Today a few hound had a short notice lunch were we order a dish something like the following. I told one of the attendees I would try to do write a recipe for her. Well here it is.

3 whole extra large eggs, well beaten in your serving dish the more you beat it the less the yolk will stay together. (less or more eggs depending on how large you dish is or how much or little you like egg yolks).

10 to 14 whole fresh live clams washed and brushed clean.(do not over crowd the clams because they will open and too many will crowd the dish and they look great if not crowded also dump any clams that do not open)

I would mix with 1/2 a cup of chicken broth or clam juice from the bottle. One bottle would be enough for two time. The amount of broth will depend on the size of your dish

Add a pinch or so of kosher salt I normally do not use soy sauce because I do not want the dark color in this dish.

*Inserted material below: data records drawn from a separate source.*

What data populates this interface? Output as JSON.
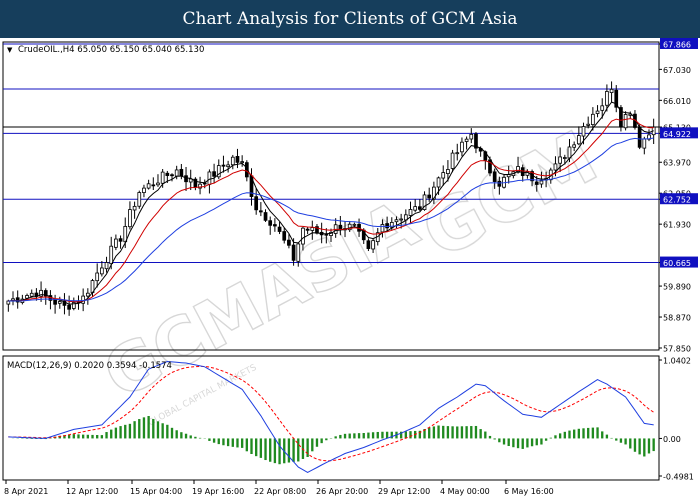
{
  "banner": {
    "title": "Chart Analysis for Clients of GCM Asia"
  },
  "chart_info": {
    "symbol_line": "CrudeOIL.,H4  65.050 65.150 65.040 65.130",
    "arrow_glyph": "▼"
  },
  "macd_info": {
    "label": "MACD(12,26,9) 0.2020 0.3594 -0.1574"
  },
  "watermark": {
    "main": "GCMASIA",
    "sub": "GLOBAL CAPITAL MARKETS",
    "logo_text": "GCM"
  },
  "colors": {
    "banner": "#163e5c",
    "hline": "#1010c0",
    "ema_fast": "#000000",
    "ema_mid": "#d00000",
    "ema_slow": "#2040e0",
    "hist": "#1f8a1f",
    "signal": "#ff0000",
    "macd": "#1f3fe0"
  },
  "chart_data": [
    {
      "type": "candlestick",
      "ylim": [
        57.85,
        67.866
      ],
      "y_ticks": [
        "67.866",
        "67.030",
        "66.010",
        "65.130",
        "64.922",
        "63.970",
        "62.950",
        "62.752",
        "61.930",
        "60.665",
        "59.890",
        "58.870",
        "57.850"
      ],
      "levels": [
        {
          "label": "67.866",
          "value": 67.866,
          "boxed": true
        },
        {
          "label": "66.384",
          "value": 66.384,
          "boxed": true
        },
        {
          "label": "65.130",
          "value": 65.13,
          "boxed": false
        },
        {
          "label": "64.922",
          "value": 64.922,
          "boxed": true
        },
        {
          "label": "62.752",
          "value": 62.752,
          "boxed": true
        },
        {
          "label": "60.665",
          "value": 60.665,
          "boxed": true
        }
      ],
      "x_ticks": [
        "8 Apr 2021",
        "12 Apr 12:00",
        "15 Apr 04:00",
        "19 Apr 16:00",
        "22 Apr 08:00",
        "26 Apr 20:00",
        "29 Apr 12:00",
        "4 May 00:00",
        "6 May 16:00"
      ],
      "close_anchors": [
        [
          0,
          59.4
        ],
        [
          6,
          59.7
        ],
        [
          12,
          59.2
        ],
        [
          16,
          59.5
        ],
        [
          20,
          60.6
        ],
        [
          24,
          61.5
        ],
        [
          28,
          63.0
        ],
        [
          32,
          63.4
        ],
        [
          36,
          63.7
        ],
        [
          40,
          63.2
        ],
        [
          44,
          63.6
        ],
        [
          48,
          64.1
        ],
        [
          50,
          63.9
        ],
        [
          53,
          62.5
        ],
        [
          57,
          61.9
        ],
        [
          61,
          60.8
        ],
        [
          63,
          61.8
        ],
        [
          67,
          61.6
        ],
        [
          71,
          61.9
        ],
        [
          74,
          61.8
        ],
        [
          77,
          61.0
        ],
        [
          80,
          61.9
        ],
        [
          84,
          62.2
        ],
        [
          88,
          62.5
        ],
        [
          91,
          63.2
        ],
        [
          95,
          64.1
        ],
        [
          99,
          64.9
        ],
        [
          102,
          63.9
        ],
        [
          105,
          63.3
        ],
        [
          109,
          63.7
        ],
        [
          113,
          63.4
        ],
        [
          117,
          63.8
        ],
        [
          121,
          64.7
        ],
        [
          125,
          65.6
        ],
        [
          127,
          65.9
        ],
        [
          129,
          66.5
        ],
        [
          131,
          65.3
        ],
        [
          133,
          65.7
        ],
        [
          135,
          64.6
        ],
        [
          137,
          64.9
        ],
        [
          138,
          65.13
        ]
      ]
    },
    {
      "type": "macd",
      "ylim": [
        -0.4981,
        1.0402
      ],
      "y_ticks": [
        "1.0402",
        "0.00",
        "-0.4981"
      ],
      "macd_anchors": [
        [
          0,
          0.02
        ],
        [
          8,
          0.0
        ],
        [
          14,
          0.12
        ],
        [
          20,
          0.18
        ],
        [
          26,
          0.55
        ],
        [
          30,
          0.92
        ],
        [
          34,
          1.02
        ],
        [
          38,
          1.0
        ],
        [
          42,
          0.95
        ],
        [
          46,
          0.8
        ],
        [
          50,
          0.65
        ],
        [
          54,
          0.3
        ],
        [
          58,
          -0.1
        ],
        [
          62,
          -0.38
        ],
        [
          64,
          -0.45
        ],
        [
          68,
          -0.32
        ],
        [
          72,
          -0.2
        ],
        [
          76,
          -0.12
        ],
        [
          80,
          -0.02
        ],
        [
          84,
          0.07
        ],
        [
          88,
          0.18
        ],
        [
          92,
          0.4
        ],
        [
          96,
          0.55
        ],
        [
          100,
          0.72
        ],
        [
          102,
          0.7
        ],
        [
          106,
          0.5
        ],
        [
          110,
          0.32
        ],
        [
          114,
          0.28
        ],
        [
          118,
          0.45
        ],
        [
          122,
          0.62
        ],
        [
          126,
          0.78
        ],
        [
          128,
          0.72
        ],
        [
          132,
          0.55
        ],
        [
          136,
          0.2
        ],
        [
          138,
          0.18
        ]
      ],
      "signal_smoothing": 0.2
    }
  ]
}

Mince one green onion and place one half of the green and white on top of the egg dish before steaming.

Then place in the dish in your steamer for at least eight minutes after the water is boiling and steam is in the steamer. Then check the egg custard and then see if it firm or not gently shake the dish to see if the egg is solid or not. Then actual time will be trail and error depending on your steamer.

Remove from the steamer and serve after lining the top of the your egg custard with a thin lines of good oyster sauce. This will add favor but do not over use to hide the favor of the clams.

I normally under cook this dish and serve over very hot rice so that the egg can finish cooking over the rice if it is needed. Overcook will spoil the dish.

There are as many verison of dish as you have ingredients.